Acresce que a mãe não pode dar o seu consentimento antes de decorridas 6 semanas após o parto.
O Tribunal pode dispensar o consentimento das pessoas que o deveriam prestar nos seguintes casos:
a) Se estiverem privadas do uso das faculdades mentais;
b) Impossibilidade de contacto;
c) Situações que permitiriam a confiança judicial; d) Inibição do exercício do poder paternal.
O processo de adopção inicia-se quando o pretendente comunica aos serviços da segurança social da sua área de residência a sua intenção de adoptar. No prazo de 6 meses e depois de proceder a uma avaliação social e psicológica do candidato é emita uma decisão. O candidato, que tiver sido seleccionado, fica a aguardar que lhe seja proposta a adopção de uma determinada criança. Apresentada a proposta, segue-se um período que tem por objectivo o conhecimento e aceitação mútuos entre a criança e o candidato a adoptar.

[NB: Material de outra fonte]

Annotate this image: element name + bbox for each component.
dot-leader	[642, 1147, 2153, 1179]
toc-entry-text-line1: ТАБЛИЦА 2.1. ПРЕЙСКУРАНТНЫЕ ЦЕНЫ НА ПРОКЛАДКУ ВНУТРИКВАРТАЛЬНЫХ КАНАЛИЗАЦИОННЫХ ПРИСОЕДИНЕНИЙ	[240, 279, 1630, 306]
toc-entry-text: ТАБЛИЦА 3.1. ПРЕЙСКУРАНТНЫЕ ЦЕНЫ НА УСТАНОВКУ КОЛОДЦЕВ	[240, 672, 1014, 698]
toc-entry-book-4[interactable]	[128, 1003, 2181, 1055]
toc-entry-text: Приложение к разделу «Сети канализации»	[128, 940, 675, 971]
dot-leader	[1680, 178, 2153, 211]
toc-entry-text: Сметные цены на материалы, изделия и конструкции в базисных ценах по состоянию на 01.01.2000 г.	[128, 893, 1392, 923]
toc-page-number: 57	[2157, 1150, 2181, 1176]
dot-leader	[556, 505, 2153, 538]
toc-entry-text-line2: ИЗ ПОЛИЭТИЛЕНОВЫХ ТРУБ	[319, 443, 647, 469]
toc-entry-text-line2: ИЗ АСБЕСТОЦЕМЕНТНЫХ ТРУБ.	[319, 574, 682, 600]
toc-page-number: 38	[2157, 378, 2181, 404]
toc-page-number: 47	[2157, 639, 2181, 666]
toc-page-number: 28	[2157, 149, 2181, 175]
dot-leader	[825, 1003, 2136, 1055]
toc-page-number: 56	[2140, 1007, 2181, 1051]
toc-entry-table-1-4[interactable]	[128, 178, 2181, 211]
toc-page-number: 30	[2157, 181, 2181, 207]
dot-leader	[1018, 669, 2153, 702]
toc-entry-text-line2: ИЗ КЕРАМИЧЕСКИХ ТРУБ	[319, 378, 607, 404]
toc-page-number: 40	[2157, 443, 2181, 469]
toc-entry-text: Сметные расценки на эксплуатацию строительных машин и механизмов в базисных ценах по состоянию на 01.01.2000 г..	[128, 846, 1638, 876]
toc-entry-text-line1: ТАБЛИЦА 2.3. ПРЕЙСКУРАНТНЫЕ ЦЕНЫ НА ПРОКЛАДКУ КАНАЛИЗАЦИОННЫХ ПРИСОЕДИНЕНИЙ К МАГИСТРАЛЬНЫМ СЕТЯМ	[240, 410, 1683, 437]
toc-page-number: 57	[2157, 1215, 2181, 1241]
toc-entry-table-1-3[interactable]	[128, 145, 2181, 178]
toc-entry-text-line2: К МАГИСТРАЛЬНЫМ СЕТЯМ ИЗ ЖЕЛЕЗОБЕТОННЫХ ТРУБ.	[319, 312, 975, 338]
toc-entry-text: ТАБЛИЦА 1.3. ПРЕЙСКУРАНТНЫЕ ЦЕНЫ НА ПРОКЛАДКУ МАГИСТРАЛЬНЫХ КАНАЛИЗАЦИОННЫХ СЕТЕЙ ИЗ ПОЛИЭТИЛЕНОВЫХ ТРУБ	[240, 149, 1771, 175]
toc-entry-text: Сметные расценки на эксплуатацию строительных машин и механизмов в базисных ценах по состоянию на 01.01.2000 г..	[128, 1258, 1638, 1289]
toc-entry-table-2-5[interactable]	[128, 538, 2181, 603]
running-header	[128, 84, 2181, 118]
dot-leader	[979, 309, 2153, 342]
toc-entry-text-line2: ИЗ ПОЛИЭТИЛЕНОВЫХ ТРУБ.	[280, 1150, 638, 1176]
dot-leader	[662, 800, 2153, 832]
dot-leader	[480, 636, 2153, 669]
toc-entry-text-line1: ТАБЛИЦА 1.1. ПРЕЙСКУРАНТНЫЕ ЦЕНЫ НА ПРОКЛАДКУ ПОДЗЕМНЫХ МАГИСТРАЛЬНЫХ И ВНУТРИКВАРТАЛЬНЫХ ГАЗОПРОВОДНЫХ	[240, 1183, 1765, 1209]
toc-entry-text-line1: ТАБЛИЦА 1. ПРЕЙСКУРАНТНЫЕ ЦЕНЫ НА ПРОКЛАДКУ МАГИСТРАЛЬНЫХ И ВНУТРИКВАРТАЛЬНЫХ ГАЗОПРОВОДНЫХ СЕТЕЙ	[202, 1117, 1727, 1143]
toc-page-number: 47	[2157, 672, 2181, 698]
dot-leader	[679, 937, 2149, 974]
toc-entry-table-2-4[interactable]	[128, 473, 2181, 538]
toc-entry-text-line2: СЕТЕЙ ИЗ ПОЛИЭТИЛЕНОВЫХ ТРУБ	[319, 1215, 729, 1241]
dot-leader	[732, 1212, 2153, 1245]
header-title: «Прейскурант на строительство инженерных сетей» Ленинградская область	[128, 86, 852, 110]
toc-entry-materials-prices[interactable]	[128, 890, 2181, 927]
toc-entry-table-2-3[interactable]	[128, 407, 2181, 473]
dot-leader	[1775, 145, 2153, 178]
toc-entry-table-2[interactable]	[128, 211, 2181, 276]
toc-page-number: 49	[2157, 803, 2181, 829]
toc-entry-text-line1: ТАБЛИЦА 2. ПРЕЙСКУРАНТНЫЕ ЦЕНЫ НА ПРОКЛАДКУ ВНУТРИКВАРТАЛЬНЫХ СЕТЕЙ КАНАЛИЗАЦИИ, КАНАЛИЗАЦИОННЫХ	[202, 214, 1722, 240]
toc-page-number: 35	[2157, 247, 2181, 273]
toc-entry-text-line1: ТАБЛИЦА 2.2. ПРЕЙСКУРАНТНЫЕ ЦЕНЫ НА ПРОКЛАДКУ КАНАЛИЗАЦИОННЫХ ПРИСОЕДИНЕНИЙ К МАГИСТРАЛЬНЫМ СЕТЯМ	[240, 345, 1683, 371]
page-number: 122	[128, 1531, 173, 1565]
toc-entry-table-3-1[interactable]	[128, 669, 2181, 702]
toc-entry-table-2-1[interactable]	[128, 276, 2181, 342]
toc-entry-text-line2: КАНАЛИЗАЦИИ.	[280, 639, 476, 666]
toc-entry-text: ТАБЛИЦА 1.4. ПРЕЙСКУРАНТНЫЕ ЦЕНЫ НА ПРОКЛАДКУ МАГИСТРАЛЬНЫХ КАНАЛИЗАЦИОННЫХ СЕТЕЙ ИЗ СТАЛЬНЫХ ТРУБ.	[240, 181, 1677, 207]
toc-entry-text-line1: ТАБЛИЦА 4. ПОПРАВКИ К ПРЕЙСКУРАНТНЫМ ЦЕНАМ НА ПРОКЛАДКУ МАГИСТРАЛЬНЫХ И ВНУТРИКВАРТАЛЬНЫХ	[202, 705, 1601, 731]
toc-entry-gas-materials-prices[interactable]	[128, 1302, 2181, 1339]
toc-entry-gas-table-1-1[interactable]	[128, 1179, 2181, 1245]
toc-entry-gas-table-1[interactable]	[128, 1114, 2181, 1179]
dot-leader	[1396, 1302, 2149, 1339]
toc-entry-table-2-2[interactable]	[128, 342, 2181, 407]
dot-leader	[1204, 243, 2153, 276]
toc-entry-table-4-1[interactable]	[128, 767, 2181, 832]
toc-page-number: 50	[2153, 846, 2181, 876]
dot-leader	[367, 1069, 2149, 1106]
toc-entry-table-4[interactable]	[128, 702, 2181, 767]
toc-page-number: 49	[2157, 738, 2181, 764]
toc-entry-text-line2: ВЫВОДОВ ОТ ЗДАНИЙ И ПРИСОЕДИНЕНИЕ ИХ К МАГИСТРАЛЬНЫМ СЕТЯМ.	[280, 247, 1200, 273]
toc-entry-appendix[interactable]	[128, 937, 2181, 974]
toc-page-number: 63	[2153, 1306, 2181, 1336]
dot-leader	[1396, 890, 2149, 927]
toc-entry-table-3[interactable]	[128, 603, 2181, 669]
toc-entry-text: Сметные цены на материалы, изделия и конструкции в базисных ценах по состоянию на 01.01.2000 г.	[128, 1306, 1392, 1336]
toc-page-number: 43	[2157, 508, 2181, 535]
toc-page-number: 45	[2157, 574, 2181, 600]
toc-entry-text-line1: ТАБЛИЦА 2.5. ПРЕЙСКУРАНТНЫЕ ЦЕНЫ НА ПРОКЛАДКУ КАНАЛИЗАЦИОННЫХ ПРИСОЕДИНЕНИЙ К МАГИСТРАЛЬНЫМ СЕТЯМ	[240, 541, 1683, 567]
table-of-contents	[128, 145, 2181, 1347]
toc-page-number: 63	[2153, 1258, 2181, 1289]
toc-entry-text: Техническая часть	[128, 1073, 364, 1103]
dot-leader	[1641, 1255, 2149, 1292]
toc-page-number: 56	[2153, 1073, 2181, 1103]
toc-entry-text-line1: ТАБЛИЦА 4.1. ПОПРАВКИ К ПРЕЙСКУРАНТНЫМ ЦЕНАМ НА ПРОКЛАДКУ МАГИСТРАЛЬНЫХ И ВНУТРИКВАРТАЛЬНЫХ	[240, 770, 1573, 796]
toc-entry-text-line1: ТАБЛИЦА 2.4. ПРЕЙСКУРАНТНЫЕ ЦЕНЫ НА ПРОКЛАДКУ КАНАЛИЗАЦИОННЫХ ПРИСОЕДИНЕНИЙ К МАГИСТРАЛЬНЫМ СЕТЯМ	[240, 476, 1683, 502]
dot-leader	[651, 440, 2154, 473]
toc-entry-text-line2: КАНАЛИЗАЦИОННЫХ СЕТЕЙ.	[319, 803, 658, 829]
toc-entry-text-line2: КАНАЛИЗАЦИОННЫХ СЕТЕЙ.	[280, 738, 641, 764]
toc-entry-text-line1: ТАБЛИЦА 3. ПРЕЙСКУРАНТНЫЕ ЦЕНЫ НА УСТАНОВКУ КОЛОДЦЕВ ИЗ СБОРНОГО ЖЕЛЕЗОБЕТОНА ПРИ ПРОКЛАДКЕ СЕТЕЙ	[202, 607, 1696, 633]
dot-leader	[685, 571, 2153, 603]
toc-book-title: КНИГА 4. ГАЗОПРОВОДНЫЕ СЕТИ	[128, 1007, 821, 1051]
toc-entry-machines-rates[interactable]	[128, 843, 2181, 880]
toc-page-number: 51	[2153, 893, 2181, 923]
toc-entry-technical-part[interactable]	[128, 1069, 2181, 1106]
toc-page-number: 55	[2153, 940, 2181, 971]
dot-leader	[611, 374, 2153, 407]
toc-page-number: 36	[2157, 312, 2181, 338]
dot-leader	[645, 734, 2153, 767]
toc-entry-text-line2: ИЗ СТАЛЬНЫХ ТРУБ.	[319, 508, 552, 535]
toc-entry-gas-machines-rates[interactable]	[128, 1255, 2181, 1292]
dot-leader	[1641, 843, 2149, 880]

Concluída favoravelmente esta fase, a criança é confiada ao candidato a adoptante, ficando em situação de pré-adopção por um período não superior a 6 meses, durante o qual a entidade competente procede ao acompanhamento e avaliação da situação. Verificadas as condições para ser requerida a adopção é elaborado um relatório que é remetido ao candidato. Quando o pedido de adopção for apresentado ao Tribunal de Família e de Menores competente deve ser acompanhado do referido relatório, o processo fica concluído depois de proferida a sentença.
Finalizo, dizendo que a decisão de confiar uma criança a uma família que não a família biológica não é uma atitude contra os pais, mas a favor da criança.
Mário Rodrigues da Silva
Texto publicado no Jornal da Madeira, de 27-12-2006.